The reviewis aimed to evaluate diagnostic value and clinical effectiveness of hysteroscopy at the nowadays.

The search strategy was conducted with bibliometric method in the databases PubMed and EMBASE. Advanced analysis wires entries in the IRBIS databases of the National Library n. a. Vernadsky and the Russian State Library. A search depth amounted to 5 years.

There were selected 12 sources from 292 entries with the preferences to high evidence publications (systematic review, meta analysis, controllable research). Further analysis of obtained information was conducted using the principles of quantification processing with following interpretation results in accordance with G. Lassvel’s tenets.

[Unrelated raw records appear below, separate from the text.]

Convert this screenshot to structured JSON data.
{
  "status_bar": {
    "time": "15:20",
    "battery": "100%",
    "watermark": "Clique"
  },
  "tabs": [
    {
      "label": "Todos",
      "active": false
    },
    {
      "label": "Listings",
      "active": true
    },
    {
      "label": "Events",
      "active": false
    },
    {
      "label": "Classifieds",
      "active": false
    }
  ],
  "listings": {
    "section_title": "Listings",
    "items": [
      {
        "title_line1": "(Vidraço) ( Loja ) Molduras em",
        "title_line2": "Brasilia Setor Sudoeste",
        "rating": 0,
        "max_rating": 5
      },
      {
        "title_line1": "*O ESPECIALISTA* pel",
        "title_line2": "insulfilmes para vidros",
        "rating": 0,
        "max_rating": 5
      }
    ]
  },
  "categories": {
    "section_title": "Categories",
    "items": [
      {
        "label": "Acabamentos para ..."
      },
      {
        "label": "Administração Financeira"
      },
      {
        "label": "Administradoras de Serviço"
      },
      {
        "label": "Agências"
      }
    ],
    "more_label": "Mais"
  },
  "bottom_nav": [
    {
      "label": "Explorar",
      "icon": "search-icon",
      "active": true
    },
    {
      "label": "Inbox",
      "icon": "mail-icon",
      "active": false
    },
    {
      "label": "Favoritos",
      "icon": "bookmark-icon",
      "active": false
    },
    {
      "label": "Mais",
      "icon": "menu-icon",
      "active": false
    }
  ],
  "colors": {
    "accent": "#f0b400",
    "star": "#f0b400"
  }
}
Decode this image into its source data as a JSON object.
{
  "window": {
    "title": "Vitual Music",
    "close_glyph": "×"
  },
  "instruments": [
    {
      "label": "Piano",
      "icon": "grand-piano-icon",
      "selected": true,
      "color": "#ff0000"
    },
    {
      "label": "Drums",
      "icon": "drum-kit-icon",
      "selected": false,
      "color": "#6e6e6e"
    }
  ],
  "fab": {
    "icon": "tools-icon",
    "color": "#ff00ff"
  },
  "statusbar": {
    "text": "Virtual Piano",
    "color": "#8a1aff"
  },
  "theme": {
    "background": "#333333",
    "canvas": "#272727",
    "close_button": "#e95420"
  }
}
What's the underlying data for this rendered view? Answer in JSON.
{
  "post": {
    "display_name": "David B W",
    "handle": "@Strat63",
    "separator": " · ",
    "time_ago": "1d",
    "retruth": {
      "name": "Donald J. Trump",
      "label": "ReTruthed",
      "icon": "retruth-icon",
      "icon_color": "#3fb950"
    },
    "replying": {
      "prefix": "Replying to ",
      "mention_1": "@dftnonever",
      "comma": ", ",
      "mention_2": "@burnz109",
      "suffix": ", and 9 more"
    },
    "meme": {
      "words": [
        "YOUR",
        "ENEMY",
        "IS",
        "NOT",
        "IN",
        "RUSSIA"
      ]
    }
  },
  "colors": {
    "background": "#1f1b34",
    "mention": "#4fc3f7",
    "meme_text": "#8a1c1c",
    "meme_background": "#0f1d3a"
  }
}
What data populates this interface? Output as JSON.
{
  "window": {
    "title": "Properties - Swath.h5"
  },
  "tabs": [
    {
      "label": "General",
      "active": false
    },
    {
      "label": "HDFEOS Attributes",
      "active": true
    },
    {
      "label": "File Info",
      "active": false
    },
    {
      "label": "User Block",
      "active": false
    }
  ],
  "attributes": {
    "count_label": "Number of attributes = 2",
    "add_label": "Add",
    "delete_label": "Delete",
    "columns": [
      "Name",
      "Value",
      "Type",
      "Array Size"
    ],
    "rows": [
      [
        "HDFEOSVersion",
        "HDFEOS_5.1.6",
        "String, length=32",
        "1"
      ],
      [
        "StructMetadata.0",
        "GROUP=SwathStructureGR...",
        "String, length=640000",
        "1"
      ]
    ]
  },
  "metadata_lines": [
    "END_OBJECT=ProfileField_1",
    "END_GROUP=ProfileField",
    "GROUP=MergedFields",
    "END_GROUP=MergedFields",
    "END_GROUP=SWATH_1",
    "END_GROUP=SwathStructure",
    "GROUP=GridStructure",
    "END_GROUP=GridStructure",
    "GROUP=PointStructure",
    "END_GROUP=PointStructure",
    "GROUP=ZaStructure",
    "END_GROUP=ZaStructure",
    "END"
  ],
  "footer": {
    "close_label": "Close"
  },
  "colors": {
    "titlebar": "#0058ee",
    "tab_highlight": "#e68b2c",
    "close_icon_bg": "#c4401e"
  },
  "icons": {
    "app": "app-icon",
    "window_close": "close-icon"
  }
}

The main indications for use hysteroscopy detection and treatment of the pathology of the endometrium, myometrium and cervix, including those with congenital Mullerian anomalies, the presence of intrauterine contraceptive devices or other bodies of a foreign uterus, sterilization, treatment of miscarriage, infertility and more. Diagnostic hysteroscopy is a safe method, complication rate when it does not exceed 0.3%, while the application for therapeutic purposes hysteroscopy risk of complications increases to 0.95%.

Hysteroscopy is the best method for the diagnosis and treatment of intrauterine synechiae, endometrial hyperplasia, submucous fibroids and pathological structures in the area of utero-tubular holes. Different authors cite data showing high effectiveness of hysteroscopy for the diagnosis and treatment of infertility. Publications of the last years earlier refute widespread hypothesis that the irrigation fluid uterus during hysteroscopy may facilitate dissemination of malignant cells in endometrial adenocarcinoma.

There are some limitations to the use of hysteroscopy. This procedure is contraindicated in the presence of active inflammation in the pelvic organs, cervical cancer.

Recently gaining popularity for use hysteroscopic sterilization intervention.

A large amount of literature devoted to the improvement of tools and digital image processing, obtained during hysteroscopy.

Another problem is that in recent years is the subject of scientific debate — defining the optimal level of hysteroscopic interventions, including depth endometrial resection.

We know that the best results are observed intervention in cases where the endometrium is atrophic or relatively thin as modern management carry out the procedure recommended resection of early stage in postmenstrual perios when endometrial thickness not exceeding 4 mm. An alternative approach is to conduct data preoperative endometrial curettage, which eliminates the need to wait a few days before that day cycle and hormonal therapy aimed at induction of endometrial thinning prior intervention. In the literature they are discussing the application of 3D-modeling image when performing hysteroscopic surgery and prospects robotics method actively. There is shown that hysteroscopic method is the essential element of diagnostic, curative and preventive algorithms of the modern gynecological practices. This method is safe and could be used for the treatment for social important endometrium pathology.